Add a Tokenizer
Tokenizers transform a text string into a sequence of tokens. Ludwig will call the tokenizer for each text column it is specified in, for each row of the dataset during preprocessing. It will then collect a list of unique tokens and assign an integer index to each unique token. This ordered list of unique tokens is called the vocabulary, and will be used by encoders to convert tokens to embeddings and by decoders to convert output predictions to tokens.
A tokenizer is primarily responsible for splitting a string into a list of tokens, and may optionally perform other processing usually for the purpose of reducing the size of the vocabulary.

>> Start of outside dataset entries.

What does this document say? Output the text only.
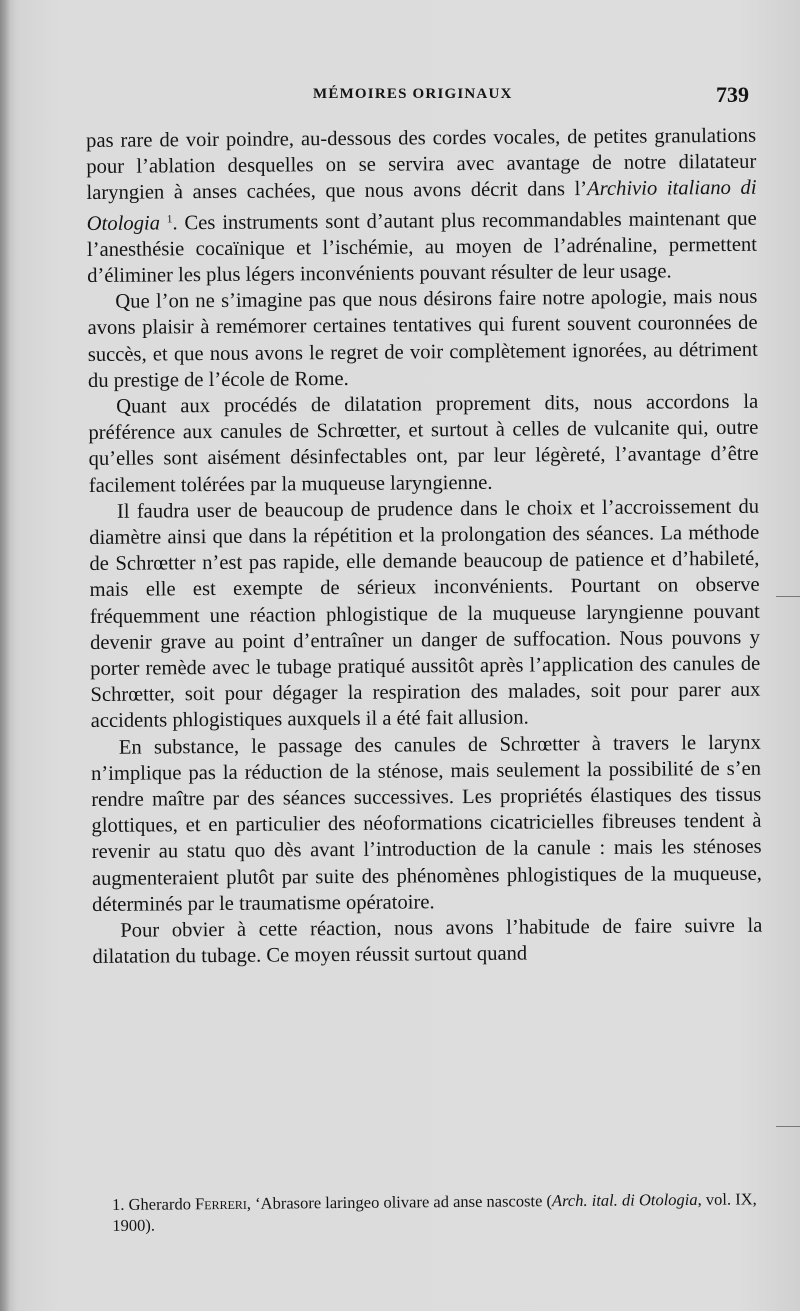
MÉMOIRES ORIGINAUX	739

pas rare de voir poindre, au-dessous des cordes vocales, de petites granulations pour l’ablation desquelles on se servira avec avantage de notre dilatateur laryngien à anses cachées, que nous avons décrit dans l’Archivio italiano di Otologia $^1$. Ces instruments sont d’autant plus recommandables maintenant que l’anesthésie cocaïnique et l’ischémie, au moyen de l’adrénaline, permettent d’éliminer les plus légers inconvénients pouvant résulter de leur usage.

Que l’on ne s’imagine pas que nous désirons faire notre apologie, mais nous avons plaisir à remémorer certaines tentatives qui furent souvent couronnées de succès, et que nous avons le regret de voir complètement ignorées, au détriment du prestige de l’école de Rome.

Quant aux procédés de dilatation proprement dits, nous accordons la préférence aux canules de Schrœtter, et surtout à celles de vulcanite qui, outre qu’elles sont aisément désinfectables ont, par leur légèreté, l’avantage d’être facilement tolérées par la muqueuse laryngienne.

Il faudra user de beaucoup de prudence dans le choix et l’accroissement du diamètre ainsi que dans la répétition et la prolongation des séances. La méthode de Schrœtter n’est pas rapide, elle demande beaucoup de patience et d’habileté, mais elle est exempte de sérieux inconvénients. Pourtant on observe fréquemment une réaction phlogistique de la muqueuse laryngienne pouvant devenir grave au point d’entraîner un danger de suffocation. Nous pouvons y porter remède avec le tubage pratiqué aussitôt après l’application des canules de Schrœtter, soit pour dégager la respiration des malades, soit pour parer aux accidents phlogistiques auxquels il a été fait allusion.

En substance, le passage des canules de Schrœtter à travers le larynx n’implique pas la réduction de la sténose, mais seulement la possibilité de s’en rendre maître par des séances successives. Les propriétés élastiques des tissus glottiques, et en particulier des néoformations cicatricielles fibreuses tendent à revenir au statu quo dès avant l’introduction de la canule : mais les sténoses augmenteraient plutôt par suite des phénomènes phlogistiques de la muqueuse, déterminés par le traumatisme opératoire.

Pour obvier à cette réaction, nous avons l’habitude de faire suivre la dilatation du tubage. Ce moyen réussit surtout quand

1. Gherardo Ferreri, ‘Abrasore laringeo olivare ad anse nascoste (Arch. ital. di Otologia, vol. IX, 1900).
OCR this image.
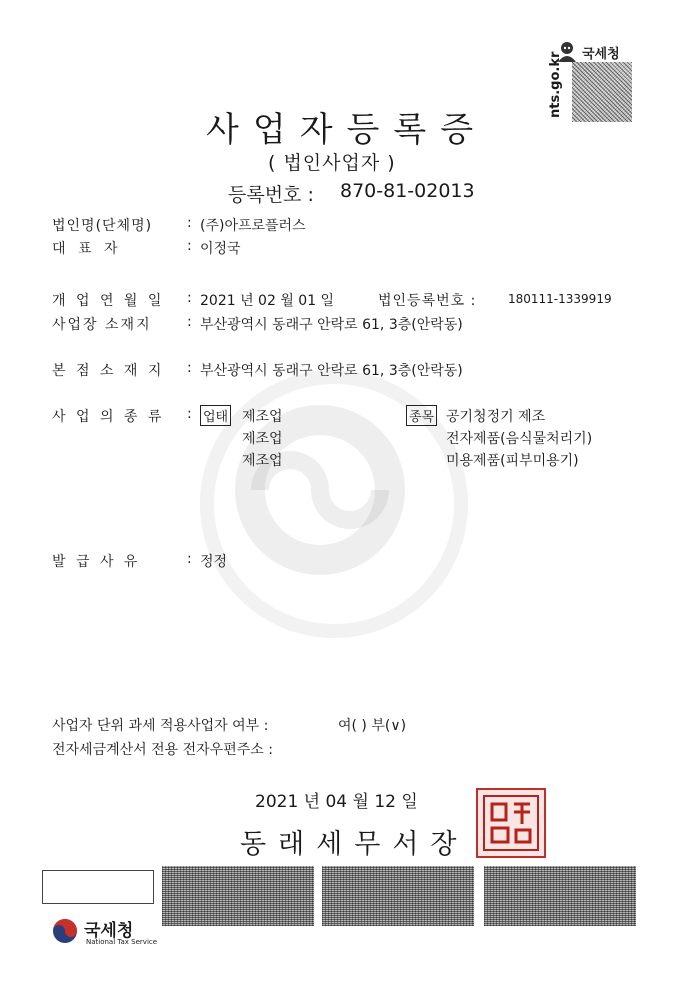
국세청
nts.go.kr
사업자등록증
( 법인사업자 )
등록번호 : 870-81-02013
법인명(단체명) : (주)아프로플러스
대 표 자	: 이정국
개 업 연 월 일 : 2021 년 02 월 01 일	법인등록번호 :	180111-1339919
사업장 소재지	: 부산광역시 동래구 안락로 61, 3층(안락동)
본 점 소 재 지 : 부산광역시 동래구 안락로 61, 3층(안락동)
사 업 의 종 류 : 업태	종목
제조업	공기청정기 제조
제조업	전자제품(음식물처리기)
제조업	미용제품(피부미용기)
발 급 사 유	: 정정
사업자 단위 과세 적용사업자 여부 :	여( ) 부(∨)
전자세금계산서 전용 전자우편주소 :
2021 년 04 월 12 일
동래세무서장
국세청
National Tax Service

Some examples of processing tokenizers may perform include:
- Splitting on a delimiter ex. underscore "_" or comma ",".
- Removing punctuation characters
- Removing stop words, for example "a", "an", "the" in English.
- Lemmatization: Grouping inflected forms of the same word i.e. "car", "cars", "car's", "cars'" -> "car"
A tokenizer, once registered, can be used to preprocess any text input column by specifying its name as the value of
tokenizer
in the preprocessing
config dictionary:
input_features:
- name: title
type: text
preprocessing:
tokenizer: <NEW_TOKENIZER>
Tokenizers are defined in ludwig/utils/tokenizers.py
. To add a tokenizer, define a new subclass of BaseTokenizer
and
add it to the registry.
1. Add a new tokenizer class¶
Tokenizers may define an optional constructor which can receive arguments from the config. Most tokenizers have no
config parameters, and do not need a constructor. For an example of a tokenizer which uses a parameter in its
constructor, see HFTokenizer
.
The __call__
method does the actual processing, is called with a single string argument, and is expected to return a
list of strings. The tokenizer will be called once for each example in the dataset during preprocessing. Preprocessed
token sequences will be cached on disk in .hdf5 files and re-used in training and validation, thus the tokenizer will
not be called during training.
class NewTokenizer(BaseTokenizer):
def __init__(self, **kwargs):
super().__init__()
# Initialize any variables or state
def __call__(self, text: str) -> List[str]:
# tokenized_text = result of tokenizing
return tokenized_text
2. Add the tokenizer to the registry¶
Tokenizer names are mapped to their implementations in the tokenizer_registry
dictionary at the bottom of
ludwig/utils/tokenizers.py
.
tokenizer_registry = {
"characters": CharactersToListTokenizer,
"space": SpaceStringToListTokenizer,
...
"new_tokenizer": NewTokenizer, # Add your tokenizer as a new entry in the registry.